A Lei Anticrime insculpiu previsão no Código Penal segundo a qual, se o crime de roubo for praticado mediante emprego de arma de fogo de uso restrito ou proibido, aplica-se em dobro a pena prevista no caput do art. 157. O referido dispositivo tem sido considerado como nova causa de aumento de pena do delito. Contudo, cuida-se de nova qualificadora, consideração que traz consequências práticas fundamentais à pena final a ser estabelecida ao condenado.

 

Com a Lei Anticrime (Lei 13.964/2019), criou-se um § 2º-B ao art. 157 do Código Penal, que estabelece: “se a violência ou grave ameaça é exercida com emprego de arma de fogo de uso restrito ou proibido, aplica-se em dobro a pena prevista no caput deste artigo”.

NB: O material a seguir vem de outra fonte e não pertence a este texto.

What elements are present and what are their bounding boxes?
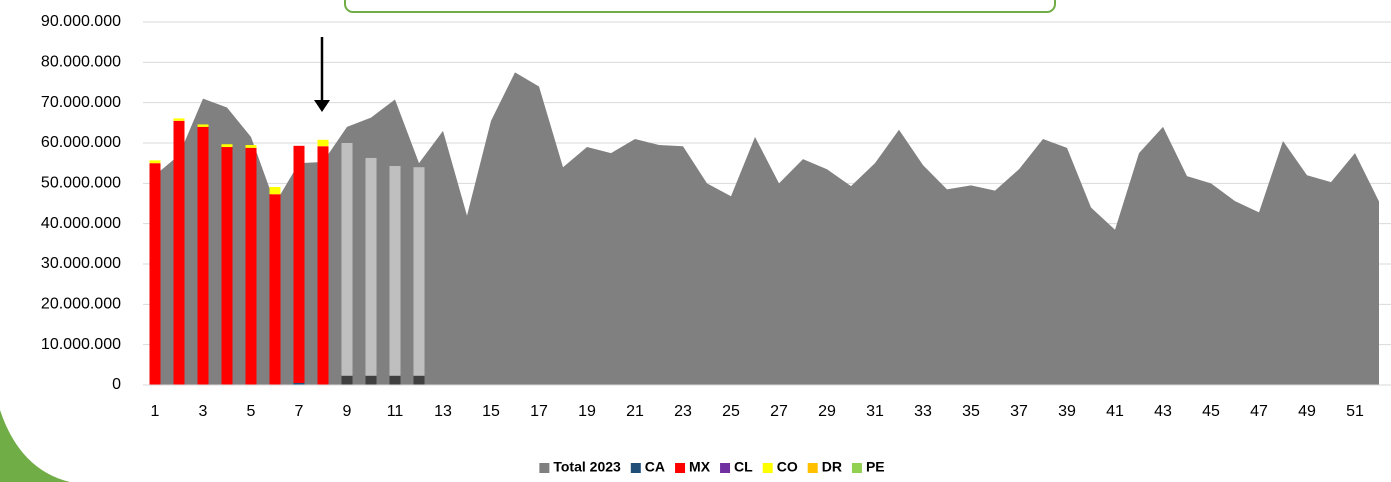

A má técnica legislativa vem levando a erro parcela significativa da doutrina a respeito do tema[i]. Neste caso, apesar da redação legal a princípio ser característica de causa de aumento, também chamada majorante, uma vez que se refere a um percentual de aumento punitivo, perceba-se que, em realidade, se cuida de uma qualificadora.

Isso porque uma qualificadora, que consiste em um subtipo penal mais gravoso, possui sanção própria, com margens mínima e máxima mais recrudescidas que a da figura fundamental (como a do homicídio qualificado, art. 121, § 2º, do Código Penal, que possui pena de 12 a 30 anos, mais significativa que a do homicídio simples).

Uma causa de aumento de pena, por sua vez, consiste em uma circunstância à qual se atribui patamares de majoração incidentes na última fase do sistema trifásico de aplicação de pena (após as etapas de cálculo referentes, em primeiro lugar, às circunstâncias judiciais[ii] e, em seguida, legais)[iii]. Dessa forma, em geral, majorantes possuem consequências punitivas mais severas que qualificadoras, pois podem levar a sanção a patamares superiores ao máximo cominado em abstrato. Exemplo de causa de aumento de pena encontra-se no art. 121, § 6º, que aumenta a pena do homicídio de 1/3 até a metade se o crime for praticado por milícia privada, sob o pretexto de prestação de serviço de segurança, ou por grupo de extermínio.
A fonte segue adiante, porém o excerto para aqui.